A towering epic filled with tragedy and triumph, courage and conflict, People of the Fire is the second compelling novel novel in a majestic new saga of America's first peoples.
The characters are much more round and memorable than in People of the Wolf. Fire Dancer is somewhat similar to Wolf Dreamer and despite him hesitating to do what is right, he does it anyways. For me personally, although the book was better than its predecessor, it was not extremely memorable. Between some characters there are also some unusual ties which I won't spoil.
You can't escape your destiny no matter what you try.
It is written in third person narrative from multiple characters' points of views. There are a lot more traditions and customs that are going on, also we get a glimpse of the tribes and rivals over food as well as a breakthrough thanks to an unusual character. I think I would have wanted to know what else would happen to Fire Dancer and how he lived the rest of his life, but its not mentioned in the back though.
W. Michael Gear:
W. Michael Gear is an American writer, and archaeologist  born in Colorado Springs, Colorado on May 20, 1955. He is perhaps best known for his First North Americans series, co-authored with wife Kathleen O'Neal Gear.
Kathleen O'Neal Gear:
Kathleen O'Neal Gear (born 1954) is an American writer. Gear is a former state historian and archaeologist for Wyoming, Kansas, and Nebraska for the U.S. Department of the Interior. She has twice received the federal government's Special Advancement Award for "outstanding management" of our nation's cultural heritage. She is perhaps best known for her First North Americans series, co-authored with husband W. Michael Gear.

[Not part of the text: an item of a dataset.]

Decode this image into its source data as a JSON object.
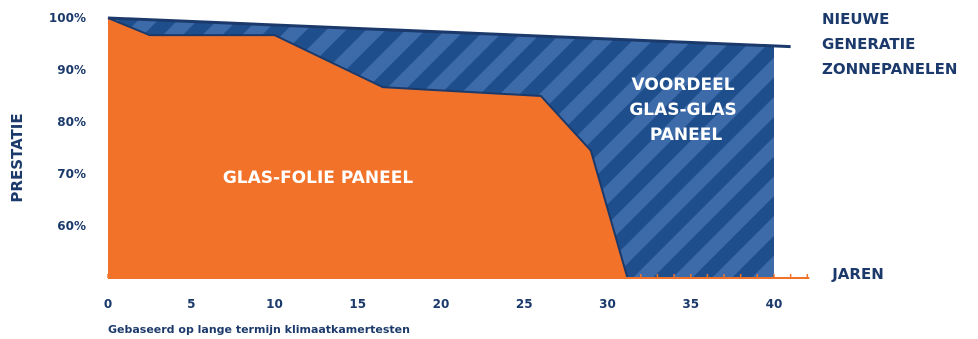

Although this book reads similarly to People of the Wolf, there are some differences, such as the fact that Fire Dancer did get married and fathered two daughters before being called up to sacrifice himself, and we also get a brief epilogue of what happened. There are also unique characters such as an Indian man who liked to wear women's clothes that took care of Fire Dancer, and the girl that closely resembled Dancing Fox in People of the Wolf, Tanager, never loved Fire Dancer. There is definitely improvement in writing and characters, and the time was very fascinating.
3 out of 5
(0: Stay away unless a masochist 1: Good for insomnia 2: Horrible but readable; 3: Readable and quickly forgettable, 4: Good, enjoyable 5: Buy it, keep it and never let it go.)